Setting aside the questions about Nokia's apparent but unannounced intent always to sell of its crown jewels while Elop was in charge, the man himself says that he can't forgo any of the money that is contractually due to him (no matter how morally dubious accepting it may be) because he and his wife are divorcing and, he claims, his estranged spouse will not accept any diminution in his severance payment because it will affect what she gets in the divorce settlement.

Nokia is now experiencing the worst media coverage it has ever had in its entire 160-year existence. The payoff package is a PR disaster of the first magnitude and the company, already on the back foot, is making matters worse by lashing out at the Finnish media which, in the past, always treated Nokia with respect on sometimes with unwarranted servility.

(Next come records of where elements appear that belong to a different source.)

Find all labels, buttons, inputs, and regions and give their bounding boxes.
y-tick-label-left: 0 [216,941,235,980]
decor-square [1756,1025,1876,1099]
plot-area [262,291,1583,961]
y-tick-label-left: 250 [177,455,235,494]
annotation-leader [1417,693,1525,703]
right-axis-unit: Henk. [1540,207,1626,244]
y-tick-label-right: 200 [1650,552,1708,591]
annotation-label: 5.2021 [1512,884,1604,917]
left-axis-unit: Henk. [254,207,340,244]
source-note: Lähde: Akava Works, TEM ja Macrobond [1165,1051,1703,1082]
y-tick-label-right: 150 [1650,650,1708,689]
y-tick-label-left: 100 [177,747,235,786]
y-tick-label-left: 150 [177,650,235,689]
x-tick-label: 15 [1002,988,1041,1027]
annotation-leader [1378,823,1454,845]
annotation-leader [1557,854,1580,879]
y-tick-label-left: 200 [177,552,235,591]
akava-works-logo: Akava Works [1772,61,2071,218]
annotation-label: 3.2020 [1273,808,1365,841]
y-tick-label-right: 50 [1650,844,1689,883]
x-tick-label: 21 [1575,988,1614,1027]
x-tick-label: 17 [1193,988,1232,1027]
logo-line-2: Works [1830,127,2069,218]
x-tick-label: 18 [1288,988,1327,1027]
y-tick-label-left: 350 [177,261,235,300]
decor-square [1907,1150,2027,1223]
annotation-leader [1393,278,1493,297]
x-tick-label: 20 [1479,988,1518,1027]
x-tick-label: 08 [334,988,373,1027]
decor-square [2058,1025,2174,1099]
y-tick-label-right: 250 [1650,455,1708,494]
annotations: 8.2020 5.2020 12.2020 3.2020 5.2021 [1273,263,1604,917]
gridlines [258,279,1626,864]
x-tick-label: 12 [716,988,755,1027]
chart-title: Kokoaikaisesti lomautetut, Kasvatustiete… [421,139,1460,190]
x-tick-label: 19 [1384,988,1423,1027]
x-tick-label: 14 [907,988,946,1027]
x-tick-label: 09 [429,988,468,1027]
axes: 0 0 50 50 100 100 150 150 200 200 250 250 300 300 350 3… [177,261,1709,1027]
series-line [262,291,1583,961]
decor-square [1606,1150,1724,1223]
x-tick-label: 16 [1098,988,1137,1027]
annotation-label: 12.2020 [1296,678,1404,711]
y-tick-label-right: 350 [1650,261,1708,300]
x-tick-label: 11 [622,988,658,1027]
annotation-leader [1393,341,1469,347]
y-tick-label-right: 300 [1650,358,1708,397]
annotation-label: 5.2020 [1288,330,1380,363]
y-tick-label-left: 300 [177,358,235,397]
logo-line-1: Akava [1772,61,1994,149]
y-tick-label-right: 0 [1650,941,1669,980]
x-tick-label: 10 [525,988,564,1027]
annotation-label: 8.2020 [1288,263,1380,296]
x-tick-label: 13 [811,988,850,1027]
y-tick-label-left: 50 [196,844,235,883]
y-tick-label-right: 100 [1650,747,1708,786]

But now, too late, the worm has turned and the Helsingin Sanomat, investigating Nokia's filings with the US Securities and Exchange Commission, quickly discovered that Elop’s contract bears absolutely no relation to anything that has gone before.

There's a much bigger story here and now that the Finnish press has got its teeth into Nokia perhaps we'll find out a lot more about how Elop was hired and just how his contract came to be so radically different from those of previous, Finnish, CEOs of Nokia.

The Forbes columnist Tero Kuittinen wrote that the contract stated Elop’s bonus was dependent on Nokia’s share increase from its lowest point, so “driving down the share price by 80 per cent and then bouncing it a bit would be enough.” And guess what? Yup. That's exactly what happened. On September 3, the day Microsoft announced the buy-out, Nokia's share price shot up in value.

Back in 1600 when Hamlet was first played, William Shakespeare wrote for it the immortal line "Something is rotten in the state of Denmark." Some 400 years later the stench is coming from further north.